As a general trend, jobless claims have continued to fall from their 2011 peak of 478,000 in April and remain below 400,000, which economists consider the key threshold for improving conditions in the labor market.
“Yet claims reflect only the number of people who lose jobs, not those who find them, so it’s considered an imprecise gauge of hiring trends. Economists say the end-of-year holiday period tends to skew claims because of seasonal factors that are difficult to account for,” MarketWatch explains. “Still, the sharp decline in claims suggests that layoffs have slowed to a crawl and that hiring is on the upswing.”
In particular, the four-week moving average has shown strong long-term improvement, dropping approximately 5 percent in December and 12 percent over the previous six months.
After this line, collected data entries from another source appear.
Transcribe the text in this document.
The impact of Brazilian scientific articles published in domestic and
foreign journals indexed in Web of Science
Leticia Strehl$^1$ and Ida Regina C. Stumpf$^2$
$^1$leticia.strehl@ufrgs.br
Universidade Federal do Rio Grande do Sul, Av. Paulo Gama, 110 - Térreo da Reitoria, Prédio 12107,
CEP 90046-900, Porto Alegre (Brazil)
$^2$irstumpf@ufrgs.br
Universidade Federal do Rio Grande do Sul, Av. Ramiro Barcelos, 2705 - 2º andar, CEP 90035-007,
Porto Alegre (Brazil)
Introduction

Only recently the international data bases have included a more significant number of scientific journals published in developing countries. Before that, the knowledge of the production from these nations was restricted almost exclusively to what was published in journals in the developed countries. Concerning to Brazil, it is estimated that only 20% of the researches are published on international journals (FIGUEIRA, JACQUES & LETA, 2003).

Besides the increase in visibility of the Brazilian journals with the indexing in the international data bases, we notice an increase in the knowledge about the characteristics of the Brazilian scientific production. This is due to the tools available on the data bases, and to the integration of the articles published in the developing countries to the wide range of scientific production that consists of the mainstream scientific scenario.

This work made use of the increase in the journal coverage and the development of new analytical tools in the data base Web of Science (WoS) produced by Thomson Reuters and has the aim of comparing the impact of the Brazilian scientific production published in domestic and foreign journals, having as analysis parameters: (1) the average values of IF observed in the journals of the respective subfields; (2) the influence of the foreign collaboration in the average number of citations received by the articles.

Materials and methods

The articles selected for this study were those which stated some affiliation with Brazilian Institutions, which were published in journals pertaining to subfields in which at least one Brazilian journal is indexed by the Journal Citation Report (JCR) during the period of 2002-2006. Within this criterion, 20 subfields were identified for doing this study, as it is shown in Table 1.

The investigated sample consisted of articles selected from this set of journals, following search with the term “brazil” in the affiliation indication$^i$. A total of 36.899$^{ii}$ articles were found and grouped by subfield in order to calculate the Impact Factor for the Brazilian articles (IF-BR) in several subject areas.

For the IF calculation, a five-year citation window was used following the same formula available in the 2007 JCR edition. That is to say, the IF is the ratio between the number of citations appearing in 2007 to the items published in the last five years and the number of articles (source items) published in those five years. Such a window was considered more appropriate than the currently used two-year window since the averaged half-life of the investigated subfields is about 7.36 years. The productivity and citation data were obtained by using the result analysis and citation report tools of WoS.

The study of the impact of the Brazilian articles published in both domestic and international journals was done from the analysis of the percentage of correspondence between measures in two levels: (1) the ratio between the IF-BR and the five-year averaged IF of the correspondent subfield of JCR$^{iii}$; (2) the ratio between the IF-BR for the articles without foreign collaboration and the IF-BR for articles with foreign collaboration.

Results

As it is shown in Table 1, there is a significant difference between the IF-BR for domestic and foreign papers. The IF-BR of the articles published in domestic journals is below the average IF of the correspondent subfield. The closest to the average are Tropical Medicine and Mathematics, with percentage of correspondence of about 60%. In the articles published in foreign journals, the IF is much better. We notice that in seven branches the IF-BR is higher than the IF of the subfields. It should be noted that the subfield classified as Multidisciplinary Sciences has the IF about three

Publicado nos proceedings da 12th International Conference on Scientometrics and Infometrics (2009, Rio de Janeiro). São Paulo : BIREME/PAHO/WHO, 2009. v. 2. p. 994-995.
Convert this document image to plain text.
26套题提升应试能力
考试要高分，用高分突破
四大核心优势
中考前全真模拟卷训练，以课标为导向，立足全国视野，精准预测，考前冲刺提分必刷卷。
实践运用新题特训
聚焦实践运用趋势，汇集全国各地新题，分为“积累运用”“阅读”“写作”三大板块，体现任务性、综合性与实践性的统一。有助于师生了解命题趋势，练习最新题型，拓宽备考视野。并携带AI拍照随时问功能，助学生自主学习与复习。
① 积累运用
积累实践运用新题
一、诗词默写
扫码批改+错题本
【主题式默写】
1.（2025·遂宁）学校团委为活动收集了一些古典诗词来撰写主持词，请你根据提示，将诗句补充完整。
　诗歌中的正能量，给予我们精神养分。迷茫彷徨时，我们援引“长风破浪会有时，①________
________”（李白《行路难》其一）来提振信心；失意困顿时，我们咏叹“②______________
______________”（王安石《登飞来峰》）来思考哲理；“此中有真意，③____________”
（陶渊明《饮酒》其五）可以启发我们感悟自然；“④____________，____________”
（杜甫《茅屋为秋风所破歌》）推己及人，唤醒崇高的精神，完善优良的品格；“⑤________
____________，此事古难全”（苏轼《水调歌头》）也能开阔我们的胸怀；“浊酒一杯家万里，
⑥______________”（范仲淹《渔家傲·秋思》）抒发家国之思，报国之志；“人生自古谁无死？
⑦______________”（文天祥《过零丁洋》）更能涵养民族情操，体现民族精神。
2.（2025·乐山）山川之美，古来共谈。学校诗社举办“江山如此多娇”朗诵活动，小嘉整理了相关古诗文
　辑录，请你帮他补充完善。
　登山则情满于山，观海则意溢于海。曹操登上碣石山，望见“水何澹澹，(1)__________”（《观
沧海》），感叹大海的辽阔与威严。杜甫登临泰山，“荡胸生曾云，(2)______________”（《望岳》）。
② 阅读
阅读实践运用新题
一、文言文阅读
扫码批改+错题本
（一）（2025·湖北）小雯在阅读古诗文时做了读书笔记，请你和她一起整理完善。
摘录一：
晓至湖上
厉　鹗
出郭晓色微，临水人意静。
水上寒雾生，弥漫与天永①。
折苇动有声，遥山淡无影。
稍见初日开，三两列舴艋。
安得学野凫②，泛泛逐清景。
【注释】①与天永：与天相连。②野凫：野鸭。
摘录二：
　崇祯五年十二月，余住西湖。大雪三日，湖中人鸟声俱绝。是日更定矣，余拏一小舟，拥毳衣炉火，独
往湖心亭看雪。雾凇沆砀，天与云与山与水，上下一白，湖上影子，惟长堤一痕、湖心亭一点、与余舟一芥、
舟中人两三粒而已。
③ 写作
In addition, legislative measures are likely to have a significant effect on employment throughout the coming year.
“Americans will be helped by Congress’ decision last [month] to pass a two-month payroll tax cut extension and continue expanded unemployment benefits,” Bloomberg News reports. “Yet fiscal policy uncertainty remains over whether the tax cuts will be extended for the full year and as debate continues over cutting the budget deficit by $1.2 trillion over 10 years.”